Dice Rocky, del Harley Davidson Cataluña, que la clave de cómo la empresa pudo remontar el vuelo fue la apuesta por la personalización, la posibilidad de cambiar muchas piezas. «Como tu casa no hay otra, y lo mismo pasa con la moto. Cuando la aparco, todo el mundo sabe que es la mía». Rocky tiene dos, una que usa a diario y otra para los grandes viajes, de cinco o seis mil kilómetros, al menos uno al año. «Es una forma de vida que tienes que compartir con tu pareja porque te implicas demasiado. Este año me he gastado dos millones en personalizar una de ellas. Y las vacaciones sólo las planifico pensando en la moto.
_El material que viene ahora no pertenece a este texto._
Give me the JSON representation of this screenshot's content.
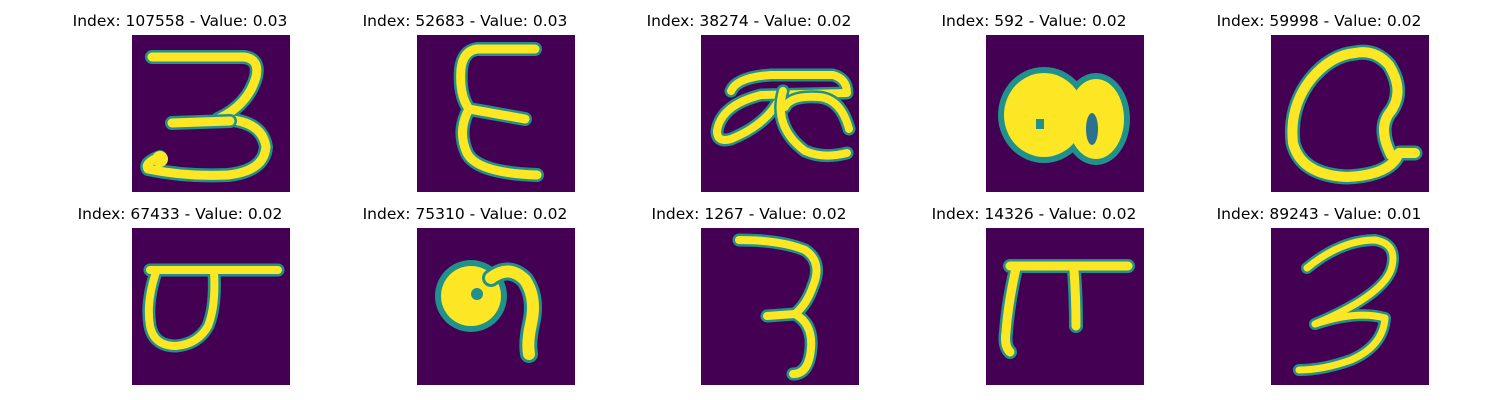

Puedo ir a Marruecos si hay una concentración, por otro motivo no me interesa».
A día de hoy, la producción anual es de 280.000 unidades, el 80 por ciento para Estados Unidos y Canadá. En España, el año pasado se matricularon 1.275 unidades, con unos precios que oscilan entre los 9.000 y los 28.000 euros. En total, según Joaquín Cuñat, de Harley Davidson, por nuestras carreteras circulan 8.000 Harleys.
Una de ellas es la de Vicente Nasio, quien se sumó al club hace diecisiete años, cuando se asustó al comprobar que la máquina japonesa que conducía alcanzaba en un suspiro los 270 Km/h. «Nosotros buscamos la comodidad y las largas distancias más que la rapidez», asegura. Durante unos años, sin hijos entonces (ahora tiene dos), Vicente se permitía el lujo de no tener coche. Se gastó 120.000 pesetas en una cazadora de cuero que le trajeron de Estados Unidos y empezó a viajar como un poseso, de concentración en concentración. En 1985 se fue a París, a una reunión de quince mil personas en la que apenas se encontró con tres españoles y dos chicas con moto propia.
Han cambiado muchas cosas. Los tópicos de otros días (cuero, tatuajes, calaveras, navajas, plata, cadenas, rock and roll, heavy, blues, country, chicas sólo como acompañantes) son ahora verdad a medias. La Harley, por ejemplo, es una seña de identidad de muchos ejecutivos. Incluso ha aumentado el número de chicas con máquina propia: seis o siete en el HDC de Cataluña. Una de ellas es Maquel Amat. «Al principio -relata- notaba miradas o gestos que me hacían pensar que no les gustaba mucho ver una chica en Harley, pero eso cambió cuando se dieron cuenta de que mi pasión por las motos es tanta o más que la suya, cuando vieron que era capaz de hacer miles de kilómetros siguiendo su ritmo. No soy ningún marimacho. Al contrario: madre, ama de casa, esposa y, cuando no voy en moto, llevo falda y tacones».